In Yhwh (= Signore) mi sono rifugiato.
Come potete dire all’anima mia:
«Fuggi [anima mia] come un passero verso il monte»?
² Ecco, i malvagi tendono l’arco,
aggiustano la freccia sulla corda
per colpire nell’ombra i retti di cuore.
³ Quando sono scosse le fondamenta,
il giusto che cosa può fare?
⁴ Ma Yhwh sta nel suo tempio santo,
Yhwh ha il trono nei cieli.
I suoi occhi osservano attenti,
le sue pupille scrutano l’uomo.
⁵ Yhwh scruta giusti e malvagi,
la sua anima odia chi ama la violenza.
⁶ Brace, fuoco e zolfo farà piovere sui malvagi;
vento bruciante toccherà loro in sorte.
⁷ Giusto è Yhwh, ama le cose giuste;
gli uomini retti contempleranno il suo volto.
La sovrascritta (v. 1a) è composta di solo due elementi1 così come nei salmi 14 e 15, perché manca il termine «salmo» (mizmôr). L’orante in apertura confessa la sua totale fiducia in Yhwh percepito come rifugio sicuro. La seconda parte del v. 1 è un po’ complicata per due ragioni. Il verbo «dire» è alla seconda persona plurale, per cui ci si chiede chi siano questi voi: degli amici dell’orante o dei nemici? Lo invitano a fuggire per mettersi in salvo oppure per sbarazzarsi di lui?

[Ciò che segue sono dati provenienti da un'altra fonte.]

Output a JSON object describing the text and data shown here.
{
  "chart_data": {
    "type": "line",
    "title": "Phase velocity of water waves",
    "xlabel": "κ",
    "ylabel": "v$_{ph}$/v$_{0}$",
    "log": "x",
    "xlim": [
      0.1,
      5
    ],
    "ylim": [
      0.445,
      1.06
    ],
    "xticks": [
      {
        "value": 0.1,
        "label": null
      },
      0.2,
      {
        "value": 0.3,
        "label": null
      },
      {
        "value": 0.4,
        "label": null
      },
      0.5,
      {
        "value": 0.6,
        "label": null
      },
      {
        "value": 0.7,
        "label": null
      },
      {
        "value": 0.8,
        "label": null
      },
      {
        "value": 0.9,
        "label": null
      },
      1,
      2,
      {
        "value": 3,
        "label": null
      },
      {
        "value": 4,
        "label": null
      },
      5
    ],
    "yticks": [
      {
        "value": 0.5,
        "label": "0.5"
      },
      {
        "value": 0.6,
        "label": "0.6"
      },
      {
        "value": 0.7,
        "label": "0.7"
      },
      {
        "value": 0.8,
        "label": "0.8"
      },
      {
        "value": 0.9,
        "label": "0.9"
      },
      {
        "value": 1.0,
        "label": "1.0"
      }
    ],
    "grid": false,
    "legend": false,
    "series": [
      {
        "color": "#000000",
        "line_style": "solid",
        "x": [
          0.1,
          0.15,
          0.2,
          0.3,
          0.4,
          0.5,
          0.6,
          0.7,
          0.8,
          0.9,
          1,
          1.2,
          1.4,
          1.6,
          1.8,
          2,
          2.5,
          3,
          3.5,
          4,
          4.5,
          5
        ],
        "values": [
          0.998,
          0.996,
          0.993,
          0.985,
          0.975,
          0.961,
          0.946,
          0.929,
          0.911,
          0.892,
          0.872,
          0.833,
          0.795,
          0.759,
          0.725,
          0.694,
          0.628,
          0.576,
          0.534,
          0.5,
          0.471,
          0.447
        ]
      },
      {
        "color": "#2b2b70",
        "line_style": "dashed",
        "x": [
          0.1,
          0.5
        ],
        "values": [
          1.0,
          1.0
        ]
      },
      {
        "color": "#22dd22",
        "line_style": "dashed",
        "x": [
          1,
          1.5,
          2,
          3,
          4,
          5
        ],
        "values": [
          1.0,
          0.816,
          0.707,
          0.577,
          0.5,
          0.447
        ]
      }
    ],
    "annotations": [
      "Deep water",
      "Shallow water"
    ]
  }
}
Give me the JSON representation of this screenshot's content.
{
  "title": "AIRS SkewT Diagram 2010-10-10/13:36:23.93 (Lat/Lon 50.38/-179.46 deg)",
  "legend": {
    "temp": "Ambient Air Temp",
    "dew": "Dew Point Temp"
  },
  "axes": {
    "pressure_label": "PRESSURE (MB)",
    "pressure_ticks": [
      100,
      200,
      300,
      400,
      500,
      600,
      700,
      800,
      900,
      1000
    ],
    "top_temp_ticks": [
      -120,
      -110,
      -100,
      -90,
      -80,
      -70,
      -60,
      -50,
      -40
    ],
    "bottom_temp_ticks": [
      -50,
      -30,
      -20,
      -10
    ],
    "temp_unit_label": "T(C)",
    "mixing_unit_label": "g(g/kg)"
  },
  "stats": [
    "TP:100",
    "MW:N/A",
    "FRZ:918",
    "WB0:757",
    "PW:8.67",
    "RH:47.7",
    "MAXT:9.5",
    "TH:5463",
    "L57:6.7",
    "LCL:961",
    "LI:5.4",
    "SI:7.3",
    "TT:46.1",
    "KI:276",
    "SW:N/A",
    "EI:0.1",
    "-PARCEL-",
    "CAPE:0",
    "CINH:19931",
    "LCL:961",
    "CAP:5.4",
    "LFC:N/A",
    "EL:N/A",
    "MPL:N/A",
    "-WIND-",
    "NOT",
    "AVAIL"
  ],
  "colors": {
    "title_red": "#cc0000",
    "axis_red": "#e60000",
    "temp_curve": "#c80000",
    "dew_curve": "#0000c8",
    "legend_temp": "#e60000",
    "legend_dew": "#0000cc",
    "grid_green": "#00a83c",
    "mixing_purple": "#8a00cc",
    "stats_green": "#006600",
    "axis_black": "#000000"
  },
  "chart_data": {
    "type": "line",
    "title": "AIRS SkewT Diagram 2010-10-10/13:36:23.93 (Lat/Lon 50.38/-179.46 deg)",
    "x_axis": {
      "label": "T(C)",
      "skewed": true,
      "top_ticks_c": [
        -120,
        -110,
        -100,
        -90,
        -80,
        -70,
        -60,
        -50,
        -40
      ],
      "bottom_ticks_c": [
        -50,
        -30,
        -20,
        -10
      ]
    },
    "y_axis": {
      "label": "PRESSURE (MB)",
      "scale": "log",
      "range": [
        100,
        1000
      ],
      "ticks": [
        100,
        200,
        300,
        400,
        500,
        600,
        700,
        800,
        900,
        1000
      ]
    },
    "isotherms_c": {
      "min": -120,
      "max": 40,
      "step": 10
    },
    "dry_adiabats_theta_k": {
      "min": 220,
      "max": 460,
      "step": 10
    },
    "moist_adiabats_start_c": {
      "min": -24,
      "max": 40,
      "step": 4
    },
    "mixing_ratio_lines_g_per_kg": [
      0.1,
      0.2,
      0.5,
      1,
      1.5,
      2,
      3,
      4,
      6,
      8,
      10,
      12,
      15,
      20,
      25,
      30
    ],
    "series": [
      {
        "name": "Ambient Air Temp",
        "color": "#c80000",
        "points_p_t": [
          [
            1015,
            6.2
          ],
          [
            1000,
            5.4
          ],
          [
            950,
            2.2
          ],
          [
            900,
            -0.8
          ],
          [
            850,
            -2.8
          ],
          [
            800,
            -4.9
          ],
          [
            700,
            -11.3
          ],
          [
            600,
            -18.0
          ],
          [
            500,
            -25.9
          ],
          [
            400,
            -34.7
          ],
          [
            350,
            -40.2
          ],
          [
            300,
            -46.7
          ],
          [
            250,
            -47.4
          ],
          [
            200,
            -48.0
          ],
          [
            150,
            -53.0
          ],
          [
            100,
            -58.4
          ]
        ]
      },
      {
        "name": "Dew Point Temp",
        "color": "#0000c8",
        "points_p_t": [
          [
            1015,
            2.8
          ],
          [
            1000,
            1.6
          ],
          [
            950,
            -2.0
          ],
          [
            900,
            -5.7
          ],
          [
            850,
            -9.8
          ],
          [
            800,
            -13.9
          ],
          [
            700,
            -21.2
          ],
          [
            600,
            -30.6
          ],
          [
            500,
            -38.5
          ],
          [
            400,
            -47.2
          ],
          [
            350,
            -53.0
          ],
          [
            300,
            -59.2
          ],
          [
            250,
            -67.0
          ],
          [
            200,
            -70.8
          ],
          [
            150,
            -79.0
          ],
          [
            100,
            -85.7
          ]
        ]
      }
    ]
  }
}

Nel discorso diretto che segue il testo ebraico ha un imperativo di seconda persona plurale («fuggite»), ma quasi tutte le versioni lo rendono al singolare: «Fuggi…». Da notare, però, che il testo masoretico suggerisce di leggere il qeré, il quale ha chiaramente una desinenza femminile di seconda persona singolare. Essa può essere spiegata dal fatto che il soggetto dell’imperativo è il sostantivo femminile nefeš, da qui il senso: «Fuggi [anima mia]…»2.
La fuga alla ricerca di un rifugio sicuro è motivata dal caos descritto nei vv. 2-33. Gli avversari sono una seria minaccia per l’orante, in quanto agiscono nell’oscurità spiando e colpendo i «retti di cuore». Non hanno volto nelle parole del salmista e per questo fanno ancora più paura.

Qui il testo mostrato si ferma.